The second one ('(T|J)o(n|m){1,2}y') fits to any string that starts with either 'T' or 'J', then has 'o', the next character is either 'n' or 'm' repeated 1 or 2 times, and then it finishes with 'y'. So all and only strings that are matched by this regular expression are the following: Tony, Tonny, Tomy, Tommy, Jony, Jonny, Jomy and Jommy.
Lets ask some questions. First one to warm up:

Who-Or-What has-name that-matches-pattern '.*ry'?

It returns only 'Jerry'. Why not 'mouse'? Because '.*ry' matches e.g. 'Kery', which is not matched by '.*rry', so Kery is not necessarily a mouse (but it can be a mouse).
The second question (is the first one slightly modified):

Who-Or-What has-name that-matches-pattern '.*erry'?
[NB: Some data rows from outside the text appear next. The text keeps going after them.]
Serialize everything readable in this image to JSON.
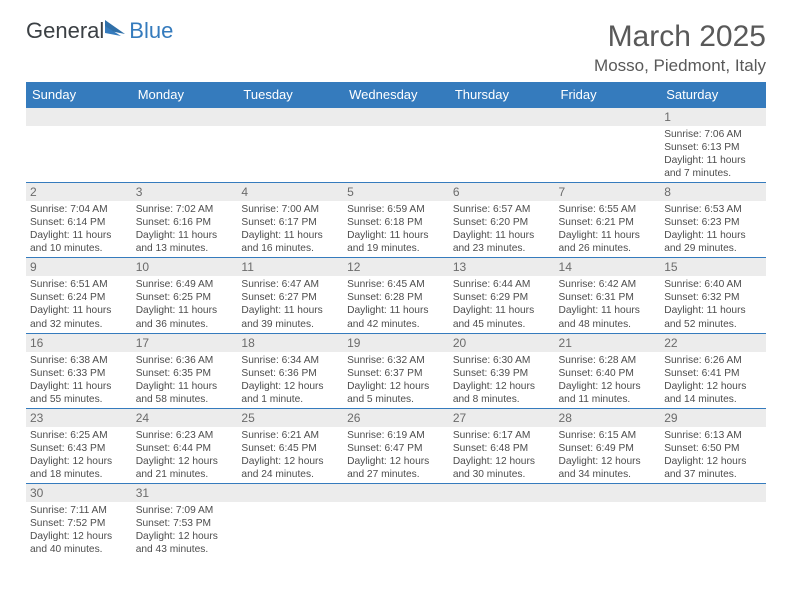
{
  "logo": {
    "textA": "General",
    "textB": "Blue"
  },
  "title": "March 2025",
  "location": "Mosso, Piedmont, Italy",
  "colors": {
    "header_bg": "#357bbd",
    "header_text": "#ffffff",
    "daynum_bg": "#ececec",
    "cell_border": "#357bbd",
    "body_text": "#4d4d4d",
    "title_text": "#595959",
    "page_bg": "#ffffff"
  },
  "typography": {
    "title_fontsize": 30,
    "location_fontsize": 17,
    "dayheader_fontsize": 13,
    "daynum_fontsize": 12,
    "info_fontsize": 10.2,
    "font_family": "Arial"
  },
  "dayHeaders": [
    "Sunday",
    "Monday",
    "Tuesday",
    "Wednesday",
    "Thursday",
    "Friday",
    "Saturday"
  ],
  "weeks": [
    [
      {
        "n": "",
        "sr": "",
        "ss": "",
        "dl": ""
      },
      {
        "n": "",
        "sr": "",
        "ss": "",
        "dl": ""
      },
      {
        "n": "",
        "sr": "",
        "ss": "",
        "dl": ""
      },
      {
        "n": "",
        "sr": "",
        "ss": "",
        "dl": ""
      },
      {
        "n": "",
        "sr": "",
        "ss": "",
        "dl": ""
      },
      {
        "n": "",
        "sr": "",
        "ss": "",
        "dl": ""
      },
      {
        "n": "1",
        "sr": "Sunrise: 7:06 AM",
        "ss": "Sunset: 6:13 PM",
        "dl": "Daylight: 11 hours and 7 minutes."
      }
    ],
    [
      {
        "n": "2",
        "sr": "Sunrise: 7:04 AM",
        "ss": "Sunset: 6:14 PM",
        "dl": "Daylight: 11 hours and 10 minutes."
      },
      {
        "n": "3",
        "sr": "Sunrise: 7:02 AM",
        "ss": "Sunset: 6:16 PM",
        "dl": "Daylight: 11 hours and 13 minutes."
      },
      {
        "n": "4",
        "sr": "Sunrise: 7:00 AM",
        "ss": "Sunset: 6:17 PM",
        "dl": "Daylight: 11 hours and 16 minutes."
      },
      {
        "n": "5",
        "sr": "Sunrise: 6:59 AM",
        "ss": "Sunset: 6:18 PM",
        "dl": "Daylight: 11 hours and 19 minutes."
      },
      {
        "n": "6",
        "sr": "Sunrise: 6:57 AM",
        "ss": "Sunset: 6:20 PM",
        "dl": "Daylight: 11 hours and 23 minutes."
      },
      {
        "n": "7",
        "sr": "Sunrise: 6:55 AM",
        "ss": "Sunset: 6:21 PM",
        "dl": "Daylight: 11 hours and 26 minutes."
      },
      {
        "n": "8",
        "sr": "Sunrise: 6:53 AM",
        "ss": "Sunset: 6:23 PM",
        "dl": "Daylight: 11 hours and 29 minutes."
      }
    ],
    [
      {
        "n": "9",
        "sr": "Sunrise: 6:51 AM",
        "ss": "Sunset: 6:24 PM",
        "dl": "Daylight: 11 hours and 32 minutes."
      },
      {
        "n": "10",
        "sr": "Sunrise: 6:49 AM",
        "ss": "Sunset: 6:25 PM",
        "dl": "Daylight: 11 hours and 36 minutes."
      },
      {
        "n": "11",
        "sr": "Sunrise: 6:47 AM",
        "ss": "Sunset: 6:27 PM",
        "dl": "Daylight: 11 hours and 39 minutes."
      },
      {
        "n": "12",
        "sr": "Sunrise: 6:45 AM",
        "ss": "Sunset: 6:28 PM",
        "dl": "Daylight: 11 hours and 42 minutes."
      },
      {
        "n": "13",
        "sr": "Sunrise: 6:44 AM",
        "ss": "Sunset: 6:29 PM",
        "dl": "Daylight: 11 hours and 45 minutes."
      },
      {
        "n": "14",
        "sr": "Sunrise: 6:42 AM",
        "ss": "Sunset: 6:31 PM",
        "dl": "Daylight: 11 hours and 48 minutes."
      },
      {
        "n": "15",
        "sr": "Sunrise: 6:40 AM",
        "ss": "Sunset: 6:32 PM",
        "dl": "Daylight: 11 hours and 52 minutes."
      }
    ],
    [
      {
        "n": "16",
        "sr": "Sunrise: 6:38 AM",
        "ss": "Sunset: 6:33 PM",
        "dl": "Daylight: 11 hours and 55 minutes."
      },
      {
        "n": "17",
        "sr": "Sunrise: 6:36 AM",
        "ss": "Sunset: 6:35 PM",
        "dl": "Daylight: 11 hours and 58 minutes."
      },
      {
        "n": "18",
        "sr": "Sunrise: 6:34 AM",
        "ss": "Sunset: 6:36 PM",
        "dl": "Daylight: 12 hours and 1 minute."
      },
      {
        "n": "19",
        "sr": "Sunrise: 6:32 AM",
        "ss": "Sunset: 6:37 PM",
        "dl": "Daylight: 12 hours and 5 minutes."
      },
      {
        "n": "20",
        "sr": "Sunrise: 6:30 AM",
        "ss": "Sunset: 6:39 PM",
        "dl": "Daylight: 12 hours and 8 minutes."
      },
      {
        "n": "21",
        "sr": "Sunrise: 6:28 AM",
        "ss": "Sunset: 6:40 PM",
        "dl": "Daylight: 12 hours and 11 minutes."
      },
      {
        "n": "22",
        "sr": "Sunrise: 6:26 AM",
        "ss": "Sunset: 6:41 PM",
        "dl": "Daylight: 12 hours and 14 minutes."
      }
    ],
    [
      {
        "n": "23",
        "sr": "Sunrise: 6:25 AM",
        "ss": "Sunset: 6:43 PM",
        "dl": "Daylight: 12 hours and 18 minutes."
      },
      {
        "n": "24",
        "sr": "Sunrise: 6:23 AM",
        "ss": "Sunset: 6:44 PM",
        "dl": "Daylight: 12 hours and 21 minutes."
      },
      {
        "n": "25",
        "sr": "Sunrise: 6:21 AM",
        "ss": "Sunset: 6:45 PM",
        "dl": "Daylight: 12 hours and 24 minutes."
      },
      {
        "n": "26",
        "sr": "Sunrise: 6:19 AM",
        "ss": "Sunset: 6:47 PM",
        "dl": "Daylight: 12 hours and 27 minutes."
      },
      {
        "n": "27",
        "sr": "Sunrise: 6:17 AM",
        "ss": "Sunset: 6:48 PM",
        "dl": "Daylight: 12 hours and 30 minutes."
      },
      {
        "n": "28",
        "sr": "Sunrise: 6:15 AM",
        "ss": "Sunset: 6:49 PM",
        "dl": "Daylight: 12 hours and 34 minutes."
      },
      {
        "n": "29",
        "sr": "Sunrise: 6:13 AM",
        "ss": "Sunset: 6:50 PM",
        "dl": "Daylight: 12 hours and 37 minutes."
      }
    ],
    [
      {
        "n": "30",
        "sr": "Sunrise: 7:11 AM",
        "ss": "Sunset: 7:52 PM",
        "dl": "Daylight: 12 hours and 40 minutes."
      },
      {
        "n": "31",
        "sr": "Sunrise: 7:09 AM",
        "ss": "Sunset: 7:53 PM",
        "dl": "Daylight: 12 hours and 43 minutes."
      },
      {
        "n": "",
        "sr": "",
        "ss": "",
        "dl": ""
      },
      {
        "n": "",
        "sr": "",
        "ss": "",
        "dl": ""
      },
      {
        "n": "",
        "sr": "",
        "ss": "",
        "dl": ""
      },
      {
        "n": "",
        "sr": "",
        "ss": "",
        "dl": ""
      },
      {
        "n": "",
        "sr": "",
        "ss": "",
        "dl": ""
      }
    ]
  ]
}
Now it returns 'Jerry' and 'mouse'.'Jerry' as a result is obvious. 'mouse' is obvious too, because every string that is matched by '.*erry' (finishes with 'erry') is matched by '.*ry' (finishes with 'ry').
The third question:

Who-Or-What has-name that-matches-pattern '[A-Z]+[a-z]*'?

The regular expression used above matches all strings that start with one or more big letters and then contains zero or more small letters.
This query returns 'Tom', 'Jerry' and 'Max' (which are obvious) and 'cat' (because if name satisfies '(T|J)o(n|m){1,2}y' it also matches '[A-Z]+[a-z]*').

Now it is a time for the tricky question:

Who-Or-What has-name that-matches-pattern '[TJonm]*y?'?

The regular expression '[TJonm]*y?' matches the string that contains zero or more 'T', 'J', 'o', 'n' or 'm' letters and may finish with 'y' ('?' indicates that there are zero or one occurrences of 'y'). So this regular expression matches such strings as: 'Tommy' or 'omnomnom'. It matches also all string generated by '(T|J)o(n|m){1,2}y'. So there is no surprise that 'Tom' and 'cat' are returned after execution of this query.
But why this query returned 'Max'? Admittedly, Max has name that do not match regular expression in the question, but the true is that all cats fits the query and Max is a cat. Because of Open World Assumption (see OWA), Max has another unknown name that matches regular expression in the query.

If you want to learn more about Fluent Editor CNL-EN grammar, visit this link.

*) FluentEditor 2, ontology editor, is a comprehensive tool for editing and manipulating complex ontologies that uses Controlled Natural Language. Fluent editor provides one with a more suitable for human users alternative to XML-based OWL editors. It's main feature is the usage of Controlled English as a knowledge modeling language. Supported via Predictive Editor, it prohibits one from entering any sentence that is grammatically or morphologically incorrect and actively helps the user during sentence writing. The Controlled English is a subset of Standard English with restricted grammar and vocabulary in order to reduce the ambiguity and complexity inherent in full English.